Le WTI maintient son pic après un important tirage sur le brut, la fuite du SPR se poursuit alors que les stocks de Cushing sont bloqués au « fond des réservoirs » Les prix du pétrole ont grimpé après que l'armée américaine a intercepté des missiles balistiques iraniens visant les forces américaines en Jordanie. Prochainement…
Les prix du pétrole ont grimpé après que l’armée américaine a intercepté des missiles balistiques iraniens visant les forces américaines en Jordanie.
Peu de temps après l’attaque surprise, les États-Unis et l’Arabie saoudite ont lancé des frappes en Irak contre des groupes soutenus par l’Iran que le Corps des Gardiens de la révolution islamique avait précédemment ordonné d’attaquer les troupes américaines et les infrastructures énergétiques saoudiennes.
Comme le rapporte Patrick O’Donnell de Barron, l’escalade des hostilités a porté atteinte aux espoirs du marché de voir la voie navigable vitale du détroit d’Ormuz rouvrir. Plus d’un quart du brut mondial passe habituellement par le canal maritime et le trafic des pétroliers reste pour l’essentiel interrompu.
« Ces développements jettent un froid sur l’idée d’une désescalade rapide dans le golfe Persique », ont déclaré les analystes d’ING.
« De toute évidence, avec les infrastructures pétrolières saoudiennes de plus en plus ciblées, le risque de ruptures d’approvisionnement plus prolongées augmente. »
Le président Trump a menacé ce matin de frapper « durement » l’Iran, tandis que les États-Unis et l’Arabie saoudite ripostaient contre les milices et les sites d’armes en Irak liés à Téhéran.
Du jour au lendemain, nous avons vu API signaler une consommation de brut importante, mais le produit se développe (la propagation des fissures s’étant quelque peu atténuée)…
Les données officielles du DoE montrent une baisse du brut beaucoup plus importante que prévu et une nouvelle baisse des stocks au centre crucial de Cushing. Les produits ont vu de petites constructions…

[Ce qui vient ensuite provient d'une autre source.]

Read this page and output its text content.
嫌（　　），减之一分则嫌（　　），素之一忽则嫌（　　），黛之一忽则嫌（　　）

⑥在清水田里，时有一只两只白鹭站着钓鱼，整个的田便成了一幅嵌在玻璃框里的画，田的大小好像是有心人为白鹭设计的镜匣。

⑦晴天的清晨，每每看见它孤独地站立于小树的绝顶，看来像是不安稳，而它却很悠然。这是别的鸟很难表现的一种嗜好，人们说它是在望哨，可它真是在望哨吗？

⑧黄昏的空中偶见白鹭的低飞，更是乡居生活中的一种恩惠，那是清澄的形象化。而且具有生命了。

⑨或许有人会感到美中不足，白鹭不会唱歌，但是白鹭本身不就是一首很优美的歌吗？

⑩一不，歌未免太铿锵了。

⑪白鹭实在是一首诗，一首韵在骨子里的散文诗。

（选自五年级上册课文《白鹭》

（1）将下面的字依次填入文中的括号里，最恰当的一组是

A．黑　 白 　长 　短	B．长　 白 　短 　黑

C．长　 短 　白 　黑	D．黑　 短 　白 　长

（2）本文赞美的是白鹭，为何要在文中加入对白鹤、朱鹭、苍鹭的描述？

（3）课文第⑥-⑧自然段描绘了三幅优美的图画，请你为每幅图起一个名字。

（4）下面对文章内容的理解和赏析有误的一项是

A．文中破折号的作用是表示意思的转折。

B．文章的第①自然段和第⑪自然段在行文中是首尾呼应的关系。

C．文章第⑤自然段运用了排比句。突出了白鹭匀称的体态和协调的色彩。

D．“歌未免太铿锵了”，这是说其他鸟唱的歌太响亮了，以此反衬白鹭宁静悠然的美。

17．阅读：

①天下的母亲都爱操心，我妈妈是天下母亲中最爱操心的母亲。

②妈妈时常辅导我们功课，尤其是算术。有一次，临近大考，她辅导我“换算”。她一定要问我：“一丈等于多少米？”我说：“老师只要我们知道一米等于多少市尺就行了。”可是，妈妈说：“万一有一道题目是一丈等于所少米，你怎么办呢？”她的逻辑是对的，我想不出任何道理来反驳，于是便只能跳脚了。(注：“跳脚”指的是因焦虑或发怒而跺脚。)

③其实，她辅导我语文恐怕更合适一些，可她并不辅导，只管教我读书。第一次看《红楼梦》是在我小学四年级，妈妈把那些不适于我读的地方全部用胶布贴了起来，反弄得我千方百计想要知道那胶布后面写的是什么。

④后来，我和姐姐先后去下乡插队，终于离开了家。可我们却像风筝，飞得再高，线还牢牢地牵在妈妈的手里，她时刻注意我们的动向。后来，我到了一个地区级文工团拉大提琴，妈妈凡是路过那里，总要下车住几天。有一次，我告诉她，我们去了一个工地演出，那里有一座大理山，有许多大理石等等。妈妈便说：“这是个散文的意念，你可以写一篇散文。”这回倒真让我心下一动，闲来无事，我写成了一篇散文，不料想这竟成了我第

L’administration Trump continue de drainer les réserves stratégiques de pétrole
La production américaine de brut reste à un niveau record…
Enfin, comme le note Michael Ball de Bloomberg, la liquidation du début de la semaine a été davantage motivée par la liquidation que par la normalisation. Le trafic observable d’Ormuz reste perturbé, les assureurs et les armateurs se montrent prudents, non seulement dans le détroit mais désormais dans la mer Rouge. Les fonds qui suivent les tendances ont fortement réduit la longueur du Brent, tandis que la baisse des taux d’intérêt ouverts globaux montre que les positions ont été clôturées en volume plus tôt dans la semaine précédant la dernière escalade.
Les marchés de la courbe et des options racontent une histoire similaire. Le déport du Brent et du WTI s’est réduit alors que les spreads à long terme sont tombés à leur plus faible niveau depuis la mi-juillet, reflétant une moindre urgence quant à un approvisionnement rapide. La volatilité implicite du Brent a chuté cette semaine avant de se raffermir à nouveau du jour au lendemain. Cependant, le call skew a conservé un biais haussier, ce qui peut être justifié par la nouvelle hausse des prix du pétrole.
[…] La suite de l’article est à lire sur ZeroHedge via le lien ci-dessous.
Traduit automatiquement de l’anglais. Le texte original fait foi.